From fear to flow: How positive encouragement unlocks potential

Writer: Hannu-Matias Nurmi

Alongside my day job, I coach a group of nine-year-olds in football in Kulps, a relatively small football club. This spring, I noticed something puzzling. Despite hard training sessions and clear progress in practice, our team wasn’t performing at its best in matches. The joy and energy seemed low, the effort inconsistent, and the quality of play was not what we knew we were capable of.

About a month ago, we made a small but important change. In matches, I asked the players to focus on cheering for one another and to pay attention to how they treated their teammates. The rule was simple: encourage each other after both successes and failures. My own role on the sidelines was equally clear – I would only comment positively.

From my own perspective, I hadn’t been an old-school loud shouting monster coach before that, but I had given some remarks to the players on how they could improve during the game, and sometimes in a way that others could hear. Additionally, my non-verbal presence wasn’t always only cheering: I hadn’t been immune to the setbacks on the pitch, and I’m sure this has had an impact on my players. I realised that positive coaching required very conscious effort on my behalf.

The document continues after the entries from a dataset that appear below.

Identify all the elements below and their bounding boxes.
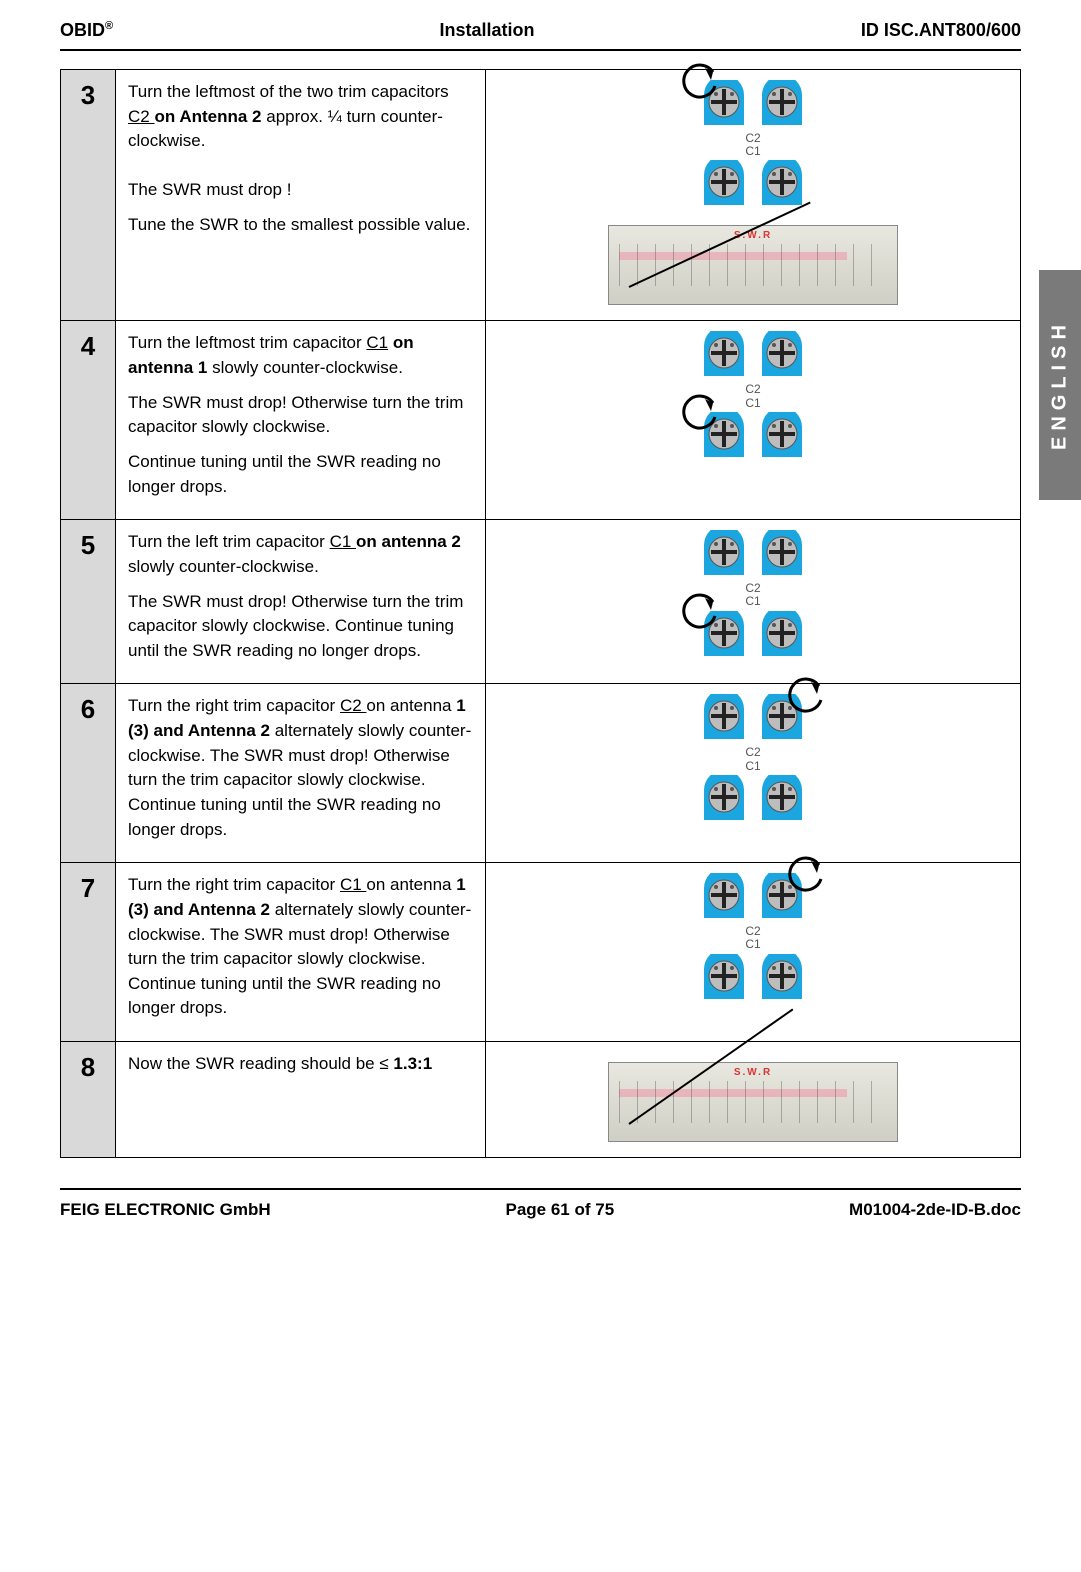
step-illustration: C2C1: [486, 863, 1021, 1042]
step-text: The SWR must drop! Otherwise turn the tr…: [128, 391, 473, 440]
step-text: The SWR must drop! Otherwise turn the tr…: [128, 590, 473, 664]
step-description: Turn the leftmost of the two trim capaci…: [116, 70, 486, 321]
footer-left: FEIG ELECTRONIC GmbH: [60, 1200, 271, 1220]
capacitor-diagram: C2C1: [699, 530, 807, 660]
step-illustration: C2C1 S.W.R: [486, 70, 1021, 321]
brand-sup: ®: [105, 20, 113, 32]
cap-c1-right: [757, 775, 807, 825]
step-row: 6Turn the right trim capacitor C2 on ant…: [61, 684, 1021, 863]
step-description: Turn the left trim capacitor C1 on anten…: [116, 520, 486, 684]
cap-c1-right: [757, 954, 807, 1004]
capacitor-diagram: C2C1: [699, 80, 807, 210]
step-text: Continue tuning until the SWR reading no…: [128, 450, 473, 499]
cap-c1-right: [757, 611, 807, 661]
step-description: Turn the leftmost trim capacitor C1 on a…: [116, 321, 486, 520]
page-footer: FEIG ELECTRONIC GmbH Page 61 of 75 M0100…: [60, 1188, 1021, 1220]
capacitor-diagram: C2C1: [699, 694, 807, 824]
swr-meter: S.W.R: [608, 225, 898, 305]
step-description: Now the SWR reading should be ≤ 1.3:1: [116, 1042, 486, 1158]
cap-c2-left: [699, 331, 749, 381]
step-illustration: C2C1: [486, 520, 1021, 684]
cap-labels: C2C1: [699, 925, 807, 951]
step-row: 3Turn the leftmost of the two trim capac…: [61, 70, 1021, 321]
cap-c2-right: [757, 873, 807, 923]
cap-c2-left: [699, 530, 749, 580]
capacitor-diagram: C2C1: [699, 873, 807, 1003]
step-number: 8: [61, 1042, 116, 1158]
step-number: 5: [61, 520, 116, 684]
step-row: 8 Now the SWR reading should be ≤ 1.3:1 S…: [61, 1042, 1021, 1158]
footer-right: M01004-2de-ID-B.doc: [849, 1200, 1021, 1220]
cap-c1-left: [699, 160, 749, 210]
cap-c2-right: [757, 530, 807, 580]
cap-c2-left: [699, 873, 749, 923]
cap-c1-right: [757, 412, 807, 462]
step-description: Turn the right trim capacitor C1 on ante…: [116, 863, 486, 1042]
step-number: 4: [61, 321, 116, 520]
page-header: OBID® Installation ID ISC.ANT800/600: [60, 20, 1021, 51]
brand: OBID: [60, 20, 105, 40]
step-number: 6: [61, 684, 116, 863]
step-description: Turn the right trim capacitor C2 on ante…: [116, 684, 486, 863]
cap-c2-left: [699, 80, 749, 130]
cap-c2-left: [699, 694, 749, 744]
step-illustration: S.W.R: [486, 1042, 1021, 1158]
step-text: Tune the SWR to the smallest possible va…: [128, 213, 473, 238]
cap-c1-right: [757, 160, 807, 210]
cap-c2-right: [757, 331, 807, 381]
step-text: Turn the right trim capacitor C2 on ante…: [128, 694, 473, 842]
step-illustration: C2C1: [486, 684, 1021, 863]
step-text: Now the SWR reading should be ≤ 1.3:1: [128, 1052, 473, 1077]
step-text: Turn the leftmost trim capacitor C1 on a…: [128, 331, 473, 380]
swr-meter: S.W.R: [608, 1062, 898, 1142]
cap-labels: C2C1: [699, 132, 807, 158]
step-illustration: C2C1: [486, 321, 1021, 520]
step-row: 7Turn the right trim capacitor C1 on ant…: [61, 863, 1021, 1042]
cap-c1-left: [699, 775, 749, 825]
step-text: Turn the leftmost of the two trim capaci…: [128, 80, 473, 154]
language-tab: ENGLISH: [1039, 270, 1081, 500]
cap-labels: C2C1: [699, 383, 807, 409]
cap-c2-right: [757, 80, 807, 130]
cap-c1-left: [699, 954, 749, 1004]
header-right: ID ISC.ANT800/600: [861, 20, 1021, 41]
cap-labels: C2C1: [699, 746, 807, 772]
step-row: 4Turn the leftmost trim capacitor C1 on …: [61, 321, 1021, 520]
step-text: Turn the left trim capacitor C1 on anten…: [128, 530, 473, 579]
capacitor-diagram: C2C1: [699, 331, 807, 461]
step-number: 7: [61, 863, 116, 1042]
cap-labels: C2C1: [699, 582, 807, 608]
step-text: Turn the right trim capacitor C1 on ante…: [128, 873, 473, 1021]
cap-c2-right: [757, 694, 807, 744]
header-center: Installation: [440, 20, 535, 41]
step-row: 5Turn the left trim capacitor C1 on ante…: [61, 520, 1021, 684]
cap-c1-left: [699, 412, 749, 462]
step-number: 3: [61, 70, 116, 321]
header-left: OBID®: [60, 20, 113, 41]
step-text: The SWR must drop !: [128, 178, 473, 203]
footer-center: Page 61 of 75: [506, 1200, 615, 1220]
cap-c1-left: [699, 611, 749, 661]
steps-table: 3Turn the leftmost of the two trim capac…: [60, 69, 1021, 1158]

What followed was remarkable. Almost overnight, the players became more confident. Slowly but surely, the things we had trained – movement, passing, dribbling, calm finishing – began to appear naturally in games. Smiles returned, even in difficult moments. The collective energy shifted, and with it, the team’s performance rose to an entirely new level.

All of this from one adjustment: building a culture of encouragement.

As someone who works with improving leadership as a day job, all this made me think about what this could mean professionally. Imagine if we, as adults, were as intentional about cheering each other on in the workplace. Too often, our energy is spent on avoiding mistakes rather than playing with courage. We hold back ideas, delay decisions, or shy away from healthy risks because we fear criticism or failure. But what if the culture was different?

What if the culture of encouragement was not just a nice-to-have but the operating model?

A culture of support doesn’t mean ignoring problems or lowering the bar. In fact, it can have the opposite effect. Just as in football, where encouragement gave players the courage to try what they had practiced, in organisations, it permits people to bring out their full potential. It creates the safety to experiment, to challenge existing ways of working, and to recover quickly when things don’t go as planned.

Leaders play a key role here. The way they respond to both success and failure sets the tone for the team. A single word of encouragement in a tough situation can be the difference between a colleague shrinking back or stepping up. Over time, these small moments compound into trust, resilience, and performance.

Of course, adults are not nine-year-olds, and workplaces are not football pitches. But people are people. We all thrive when we feel supported, valued, and safe to be ambitious. A smile, a nod, or a simple “well tried” might not seem like much, but they can transform the atmosphere in a room.

I have seen it with my young players: when the energy is positive, the game flows, the risks are taken, and the best version of the team comes alive. The same principle applies at work. If we can shift our focus from fault-finding to encouragement, from fear to trust, we might discover that our organisations are capable of far more than we thought.